What I am claiming is narrower and more useful:
Why This Matters for AI Agent Runtimes Specifically
AI agent systems make this kind of failure easy to underestimate because they have multiple surfaces that can all look healthy at once: the gateway can be up, channels can reconnect, tooling can load, and auxiliary paths can look fine while the actual user-facing model lane is already worse.
That is why "green after restart" is such a dangerous stopping point for agent platforms. A lot of the stack can be alive while the part that matters most is already quietly worse.

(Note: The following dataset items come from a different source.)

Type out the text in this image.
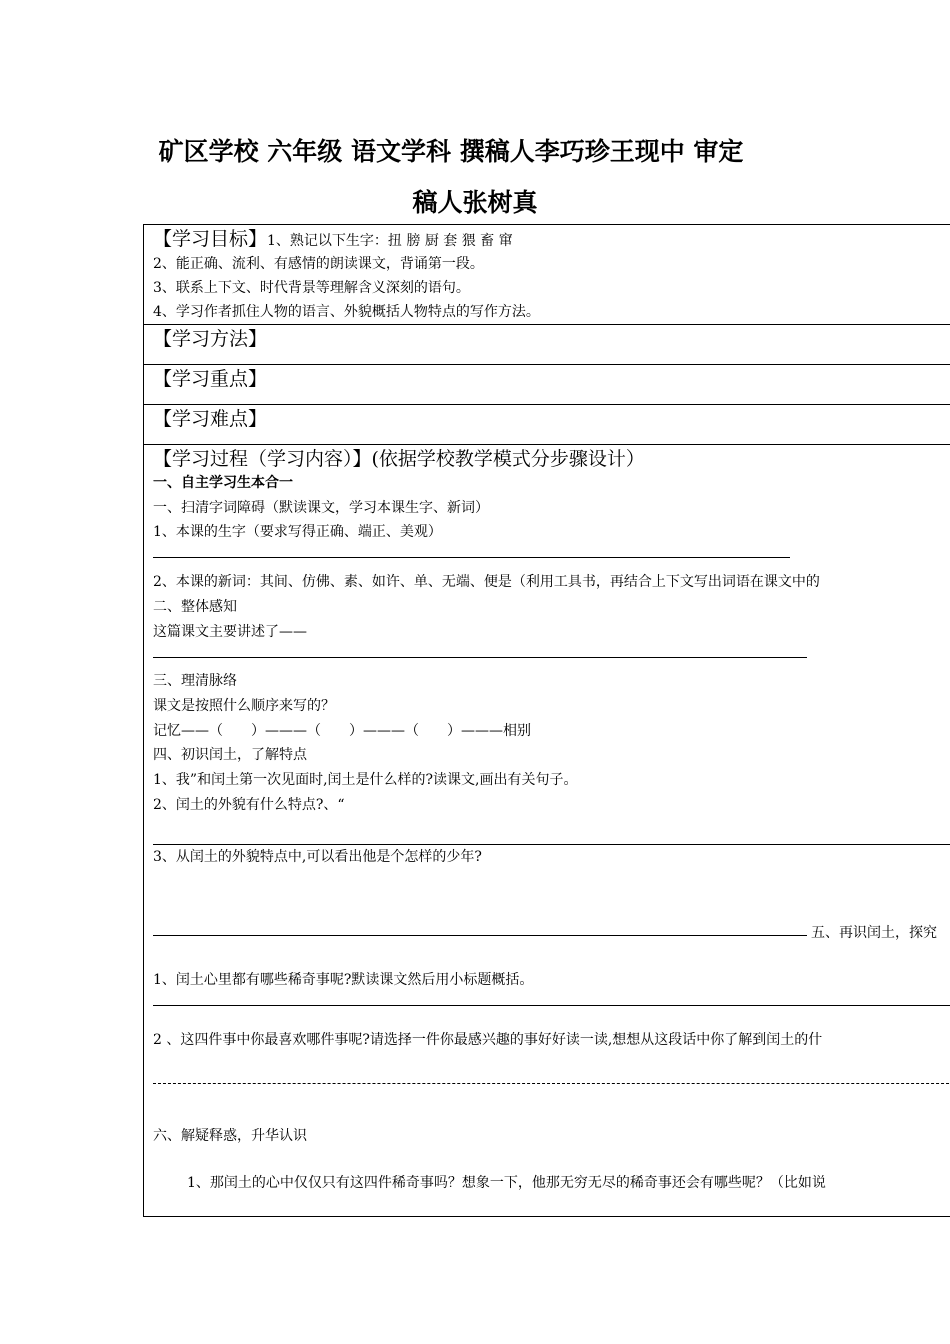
矿区学校 六年级 语文学科 撰稿人李巧珍王现中 审定
稿人张树真
【学习目标】1、熟记以下生字：扭 膀 厨 套 猥 畜 窜
2、能正确、流利、有感情的朗读课文，背诵第一段。
3、联系上下文、时代背景等理解含义深刻的语句。
4、学习作者抓住人物的语言、外貌概括人物特点的写作方法。
【学习方法】
【学习重点】
【学习难点】
【学习过程（学习内容）】(依据学校教学模式分步骤设计）
一、自主学习生本合一
一、扫清字词障碍（默读课文，学习本课生字、新词）
1、本课的生字（要求写得正确、端正、美观）
2、本课的新词：其间、仿佛、素、如许、单、无端、便是（利用工具书，再结合上下文写出词语在课文中的
二、整体感知
这篇课文主要讲述了——
三、理清脉络
课文是按照什么顺序来写的？
记忆——（　　）———（　　）———（　　）———相别
四、初识闰土，了解特点
1、我”和闰土第一次见面时,闰土是什么样的?读课文,画出有关句子。
2、闰土的外貌有什么特点?、“
3、从闰土的外貌特点中,可以看出他是个怎样的少年?
五、再识闰土，探究
1、闰土心里都有哪些稀奇事呢?默读课文然后用小标题概括。
2 、这四件事中你最喜欢哪件事呢?请选择一件你最感兴趣的事好好读一读,想想从这段话中你了解到闰土的什
六、解疑释惑，升华认识
1、那闰土的心中仅仅只有这四件稀奇事吗？想象一下，他那无穷无尽的稀奇事还会有哪些呢？（比如说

The safest upgrade story is not “it restarted.” The safest upgrade story is “it survived realistic use, and we knew exactly when we would roll it back if it didn’t.”
My Final Read
This incident improved my confidence in the process more than it reduced my confidence in upgrades.
That sounds backwards, but it is the real takeaway. The update did something bad. The procedure caught it, bounded it, and reversed it without drama.
That is what a healthy rollback path is for.